Three days and numerous tests later I was out of the coma, albeit with some short term memory loss. I was in complete shock at what had happened. I found it very difficult to believe. In some ways, the severity of what had happened did not (and still does not) seem real.

A short time after that I was diagnosed with a rare cardiac genetic syndrome called Brugada Syndrome. A syndrome which effects the sodium channels of the heart and which causes a fault in the heart’s electrical system leading to a possible scenario of sudden cardiac arrest and the very real and high possibility of sudden cardiac death. The syndrome has a 50% chance of being passed down to either one or both of my beautiful kids. This is something I am having a lot of trouble dealing with. At the current time I am awaiting results from a further round of genetic testing. We are hoping that by finding the gene fault in me we are able take a blood test on the children to confirm whether they are also carrying the gene fault and thereby have confirmation whether they have Brugada Syndrome.

I now have an implantable cardioverter defibrillator, also known as an ICD. This will protect me from any further potential episodes of ventricular tachycardia and/or ventricular fibrillation leading to possible cardiac arrest.

Without going into too much detail about the Syndrome, the ICD and subsequent recovery from surgery, I will say it is life changing. It will be countless many more surgeries of having the ICD replaced.

The last 12 months of this journey have been difficult. At this point I still suffer some level of anxiety. The “what ifs”, what if the ICD goes off or what if the ICD isn’t working properly when it needs to be and what does it even feel like when it does (bearing in mind, if required, it will deliver an 800 volt shock therapy). Many people describe it as somewhat similar to being kicked in the chest by a horse – something that I don’t really want to experience, but on the other hand do as I would like to know what I am actually in for (if it was to happen in the future).

What I’ve described above is my story, a story that I hope to be able to use in order to make the general public aware of how cardiac issues are just as much possible in young children/young adults as they are in the older generation.

Too many people assume that being young and fit means that you can’t possibly have a cardiac issue. This is an attitude I personally have encountered many times. Many comments have come up such as “You’re too young to have any cardiac issues”. This is a dangerous misconception and one that we rapidly need to extinguish.

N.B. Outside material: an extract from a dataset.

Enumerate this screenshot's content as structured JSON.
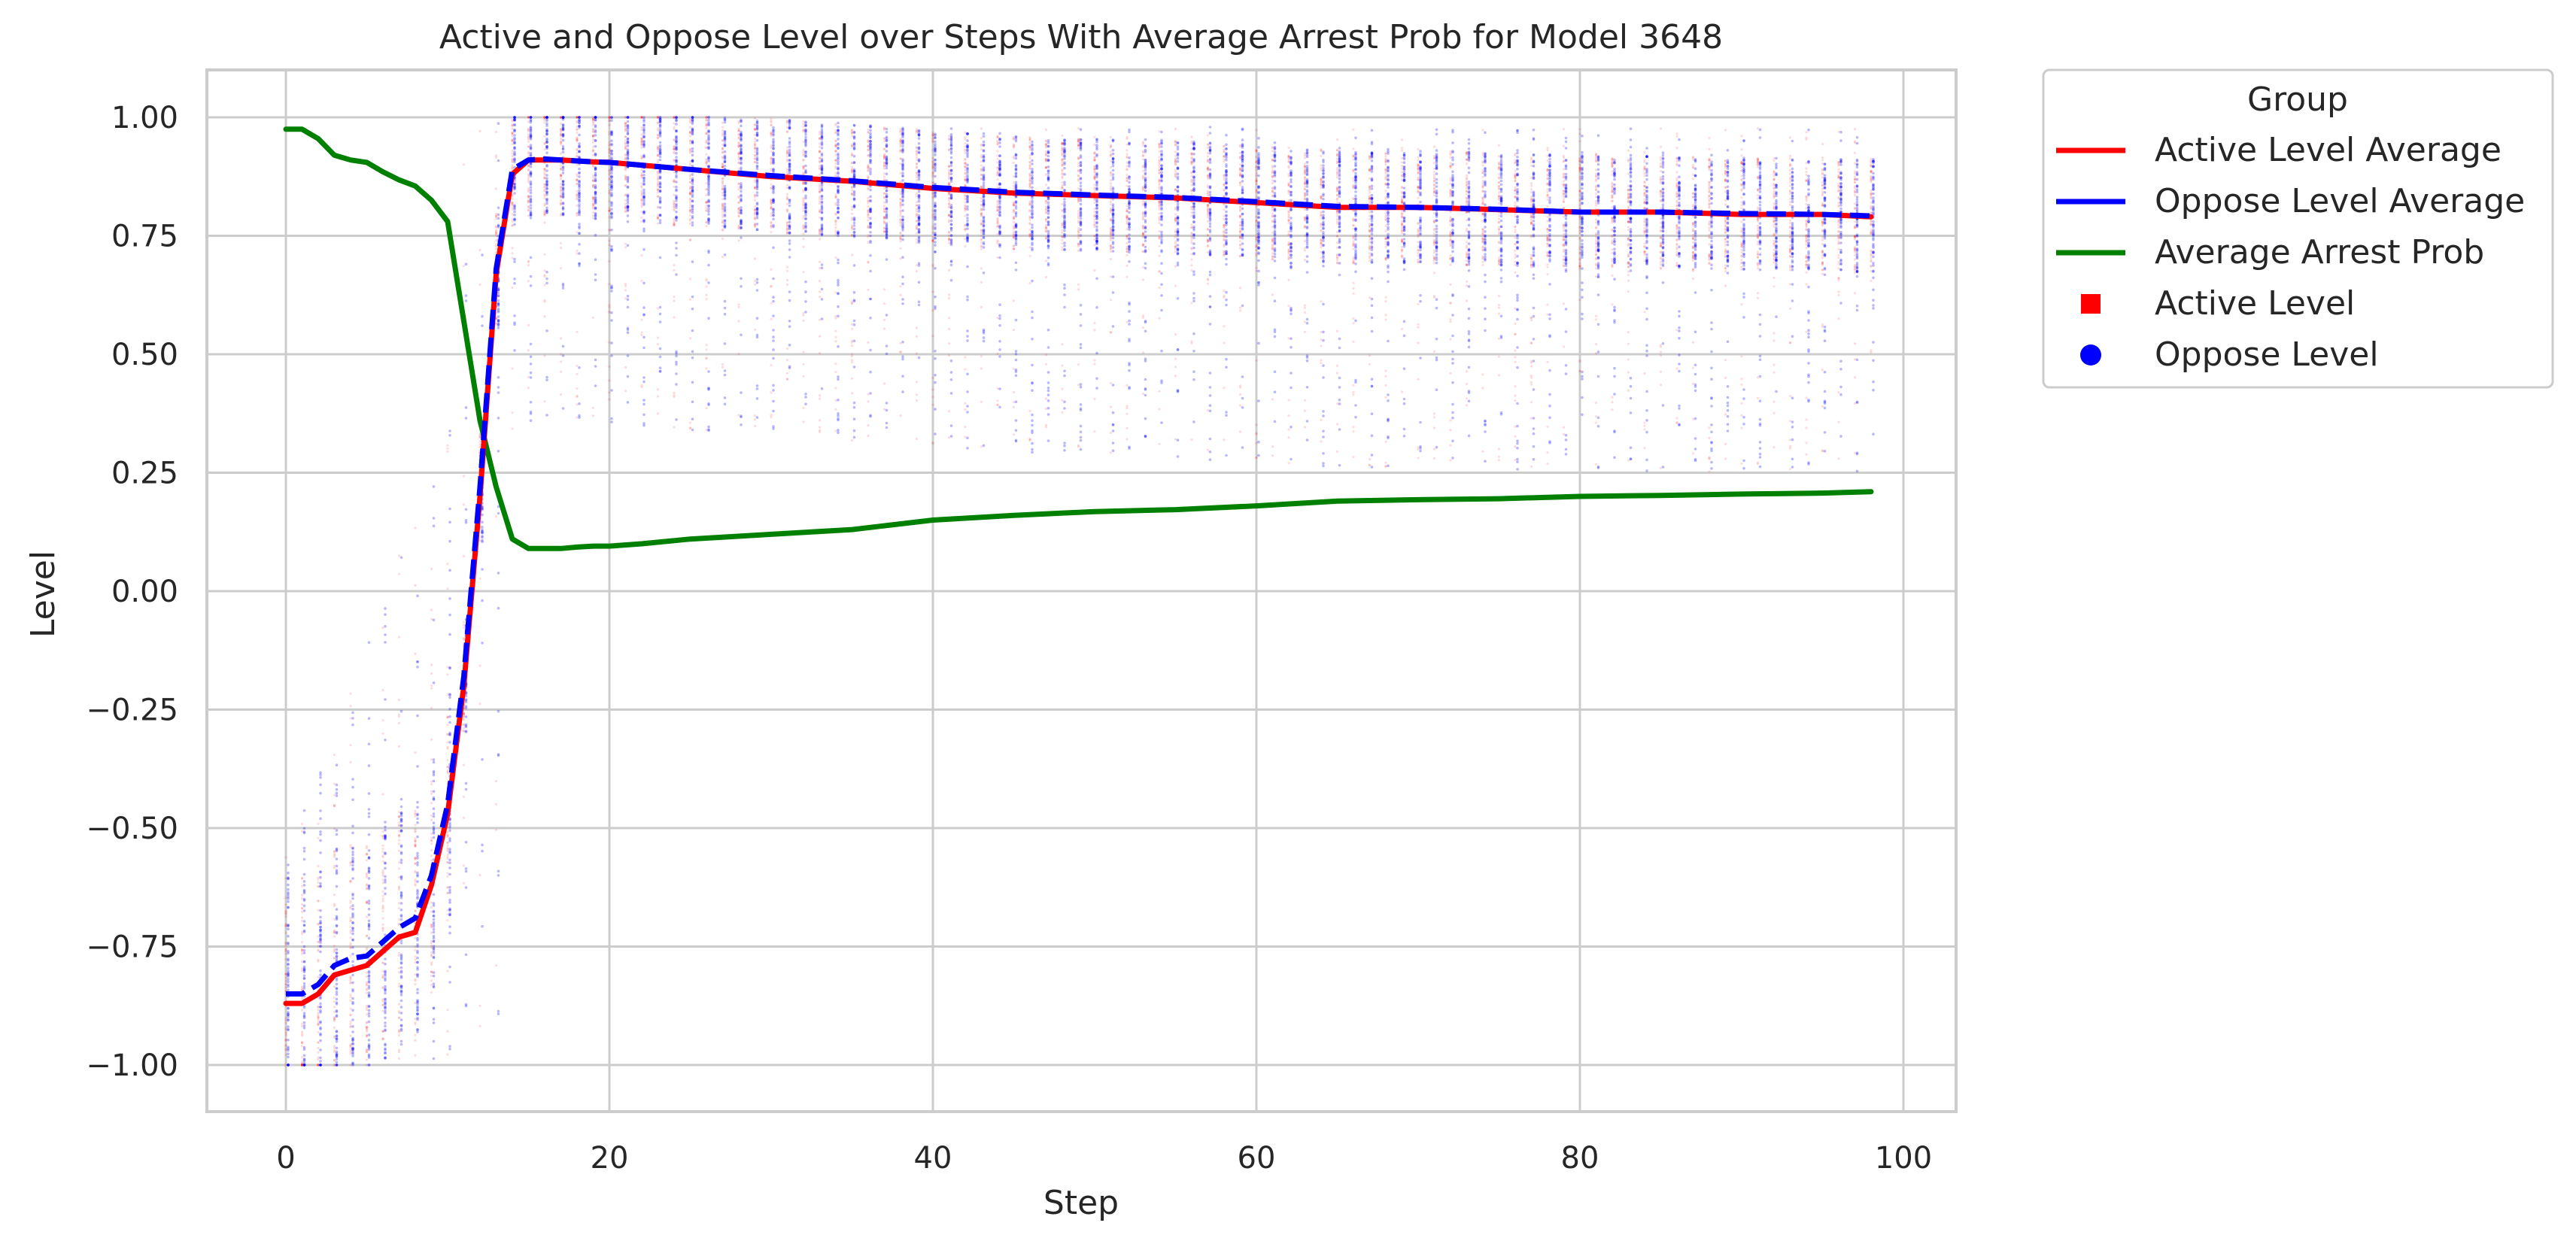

Given the nature of some cardiac conditions, such as Brugada Syndrome where the syndrome may not show up routinely by way of an ECG, a person may not know that they actually have a life-threatening cardiac condition that they are living with. Therefore, I believe, we need to raise the importance of knowing basic CPR, as prompt by-stander assistance until a paramedic arrives is crucial. We need to look at the possibility of having access to portable defibrillators in public areas. We need to seriously consider a way of screening children from a young age for any signs of a possible cardiac condition.

I hope to be able to leave a thought with everyone for the need to be able to support all people with cardiac issues. We need to be understanding of what they may be going through, physically, mentally and emotionally. We need to be able to accept that any cardiac conditions can be present at any time in any age and hopefully, with some assistance, I will be able to help get the message out there.